2What part of your job would you point out as a favorite? What motivates you in your daily job?
I would say that there is one personal and one professional moment to this matter. A personal moment, I like working in an international environment, with people from different cultures, languages, interests, attitudes. For example, in our office, colleagues come from more than 15 countries and speak more than 20 languages. On the other hand, just this week, for example, I communicated with people from Bangkok, Mumbai, London, Kampala, etc. This kind of interaction simply enriches you and makes you a better person every day. And as for the professional moment, it is also the answer to the question what motivates me every day. The fact that with your analysis and advice, at least in one micro part, you are participating in improving the lives of people in countries around the world. I am still an idealist in these matters.
3Do you remember what was the best decision you made regarding your career?
It was certainly a decision to return to Croatia and get a job at the Croatian National Bank after my master's degree in Spain. At the time, my option was to go to the WTO in Switzerland or the CNB. I believe that this decision has significantly contributed to healthy and quality development, although in the short term it was certainly more financially unfavorable.

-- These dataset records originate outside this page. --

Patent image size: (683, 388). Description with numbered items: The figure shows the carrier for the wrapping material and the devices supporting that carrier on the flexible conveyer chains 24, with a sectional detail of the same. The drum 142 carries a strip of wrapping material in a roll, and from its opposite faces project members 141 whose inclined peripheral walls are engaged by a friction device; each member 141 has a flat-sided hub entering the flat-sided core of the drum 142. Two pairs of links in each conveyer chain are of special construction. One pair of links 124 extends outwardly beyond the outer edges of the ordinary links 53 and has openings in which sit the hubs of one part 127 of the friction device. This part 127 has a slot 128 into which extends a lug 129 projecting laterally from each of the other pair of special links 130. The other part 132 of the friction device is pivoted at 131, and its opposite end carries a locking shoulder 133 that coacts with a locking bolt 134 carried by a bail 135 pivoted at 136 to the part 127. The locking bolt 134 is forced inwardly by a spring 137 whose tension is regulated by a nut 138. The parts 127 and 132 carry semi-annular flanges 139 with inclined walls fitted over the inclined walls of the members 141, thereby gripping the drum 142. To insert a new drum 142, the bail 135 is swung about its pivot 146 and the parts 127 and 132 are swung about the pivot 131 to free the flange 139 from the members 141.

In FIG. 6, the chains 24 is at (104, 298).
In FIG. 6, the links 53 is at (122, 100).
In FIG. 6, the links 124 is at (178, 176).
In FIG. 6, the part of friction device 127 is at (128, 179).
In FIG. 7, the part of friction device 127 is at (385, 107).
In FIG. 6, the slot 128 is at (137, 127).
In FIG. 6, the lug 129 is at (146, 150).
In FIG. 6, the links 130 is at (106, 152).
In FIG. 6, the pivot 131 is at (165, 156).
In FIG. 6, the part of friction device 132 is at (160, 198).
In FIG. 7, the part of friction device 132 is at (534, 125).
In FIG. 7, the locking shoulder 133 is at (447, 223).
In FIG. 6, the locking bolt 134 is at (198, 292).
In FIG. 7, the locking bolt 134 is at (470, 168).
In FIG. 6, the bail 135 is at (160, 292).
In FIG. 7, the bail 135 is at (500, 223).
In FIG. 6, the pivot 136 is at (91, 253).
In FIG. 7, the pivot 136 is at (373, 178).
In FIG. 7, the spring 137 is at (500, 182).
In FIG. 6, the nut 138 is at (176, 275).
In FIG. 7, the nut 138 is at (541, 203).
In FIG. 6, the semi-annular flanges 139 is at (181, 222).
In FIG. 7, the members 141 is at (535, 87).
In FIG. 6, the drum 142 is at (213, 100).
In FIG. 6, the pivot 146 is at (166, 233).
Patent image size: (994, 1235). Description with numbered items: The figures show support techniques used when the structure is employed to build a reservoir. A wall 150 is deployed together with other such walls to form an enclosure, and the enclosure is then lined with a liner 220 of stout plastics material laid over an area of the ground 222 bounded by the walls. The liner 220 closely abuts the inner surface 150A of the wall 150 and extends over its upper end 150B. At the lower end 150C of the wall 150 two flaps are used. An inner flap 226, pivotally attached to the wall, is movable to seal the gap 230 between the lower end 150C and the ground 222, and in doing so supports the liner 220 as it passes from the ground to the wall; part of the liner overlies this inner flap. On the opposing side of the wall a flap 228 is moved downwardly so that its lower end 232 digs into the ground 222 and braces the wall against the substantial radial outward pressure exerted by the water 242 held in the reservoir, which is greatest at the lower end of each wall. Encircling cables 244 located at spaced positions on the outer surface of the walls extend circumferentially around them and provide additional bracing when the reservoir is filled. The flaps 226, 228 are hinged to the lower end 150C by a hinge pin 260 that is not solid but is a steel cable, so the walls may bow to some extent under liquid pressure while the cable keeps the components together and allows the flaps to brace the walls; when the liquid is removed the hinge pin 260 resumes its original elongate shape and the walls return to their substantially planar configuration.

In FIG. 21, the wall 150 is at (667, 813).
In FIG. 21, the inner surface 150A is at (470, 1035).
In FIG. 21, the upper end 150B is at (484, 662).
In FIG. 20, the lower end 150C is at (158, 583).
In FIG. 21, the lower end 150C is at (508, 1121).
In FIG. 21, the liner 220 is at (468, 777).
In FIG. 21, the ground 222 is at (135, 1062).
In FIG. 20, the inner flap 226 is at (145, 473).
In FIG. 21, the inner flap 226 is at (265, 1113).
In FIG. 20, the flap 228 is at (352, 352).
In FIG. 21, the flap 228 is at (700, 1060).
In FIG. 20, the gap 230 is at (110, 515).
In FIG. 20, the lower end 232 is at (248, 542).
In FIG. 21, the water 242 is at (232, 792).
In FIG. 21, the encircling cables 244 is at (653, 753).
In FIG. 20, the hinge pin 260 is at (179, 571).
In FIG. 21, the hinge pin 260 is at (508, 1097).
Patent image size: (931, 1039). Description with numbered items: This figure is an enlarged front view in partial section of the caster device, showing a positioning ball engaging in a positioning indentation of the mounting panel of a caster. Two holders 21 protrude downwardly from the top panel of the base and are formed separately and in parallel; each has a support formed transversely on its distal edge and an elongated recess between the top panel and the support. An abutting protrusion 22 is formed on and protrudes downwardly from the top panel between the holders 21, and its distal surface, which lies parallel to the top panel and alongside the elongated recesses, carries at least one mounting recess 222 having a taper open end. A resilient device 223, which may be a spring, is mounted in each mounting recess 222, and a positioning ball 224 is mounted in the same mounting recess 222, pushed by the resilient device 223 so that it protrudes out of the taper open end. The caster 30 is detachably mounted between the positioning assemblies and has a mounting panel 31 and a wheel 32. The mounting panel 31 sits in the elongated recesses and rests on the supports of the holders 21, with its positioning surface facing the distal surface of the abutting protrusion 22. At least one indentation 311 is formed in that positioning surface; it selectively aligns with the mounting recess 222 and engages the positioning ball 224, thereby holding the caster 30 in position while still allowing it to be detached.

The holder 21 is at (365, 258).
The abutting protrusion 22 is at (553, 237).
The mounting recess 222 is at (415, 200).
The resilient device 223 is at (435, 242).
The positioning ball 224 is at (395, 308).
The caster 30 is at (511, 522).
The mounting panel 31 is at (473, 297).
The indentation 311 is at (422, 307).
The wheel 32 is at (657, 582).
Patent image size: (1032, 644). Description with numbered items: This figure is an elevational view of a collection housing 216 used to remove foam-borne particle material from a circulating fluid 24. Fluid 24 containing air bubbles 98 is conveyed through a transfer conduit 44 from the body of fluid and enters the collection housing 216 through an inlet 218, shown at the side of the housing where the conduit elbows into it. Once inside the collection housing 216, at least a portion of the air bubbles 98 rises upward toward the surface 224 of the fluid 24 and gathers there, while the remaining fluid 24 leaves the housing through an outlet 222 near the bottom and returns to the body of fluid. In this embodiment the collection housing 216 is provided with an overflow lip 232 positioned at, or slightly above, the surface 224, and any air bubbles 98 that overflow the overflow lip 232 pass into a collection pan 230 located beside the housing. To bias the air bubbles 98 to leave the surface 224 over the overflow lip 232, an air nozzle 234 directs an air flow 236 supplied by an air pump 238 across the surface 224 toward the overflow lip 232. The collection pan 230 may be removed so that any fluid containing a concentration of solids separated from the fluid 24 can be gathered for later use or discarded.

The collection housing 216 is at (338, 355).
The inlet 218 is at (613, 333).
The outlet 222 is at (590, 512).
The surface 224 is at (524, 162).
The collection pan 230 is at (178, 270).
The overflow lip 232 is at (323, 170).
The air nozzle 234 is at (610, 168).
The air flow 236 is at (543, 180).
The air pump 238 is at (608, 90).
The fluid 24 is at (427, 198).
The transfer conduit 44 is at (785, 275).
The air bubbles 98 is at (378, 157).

4To what extent has EFRI influenced your career choices and your current approach to work?
One great advantage of EFRI is that it gives you a wide range of knowledge and skills that you can apply in different sectors, whether in the private or public sector or the scientific community. This also allowed me to spend some time in the private sector, and after that to successfully get a job at the Croatian National Bank in research. This feature of the study is very important because many people at the age of 18 do not know exactly what they want to do later. In addition, the emphasis on excellence was very important to me. Here I would like to highlight the memory of the late prof. Sever who very often used to say, "Whatever you do in life, always do your best." And that is a principle that I adhere to even today, privately and professionally. I would add, if you don't do something with your heart, you do something else.
5What is your advice to other alumni, present and future?
I would say to future alumni that they take care that the business they have in mind now may not exist in 5, 10 or 15 years. And to therefore use the time at the faculty not only as a place to acquire basic knowledge, but to a significant extent also to acquire various skills, networking, participation in courses, exchanges, conferences, projects and programs. You’re a covid generation, and maybe the world looks weird to you right now. But more than ever, the whole world is now your playground, your possibilities are limitless and just be brave in entering that market. In doing so, always be grateful for what Rijeka and EFRI gave you. I want the current alumni to continue to build a better world, better than we inherited it. And, if possible, with their knowledge, experience and acquaintances, actively contribute to the development and strengthening of EFRI Alumni.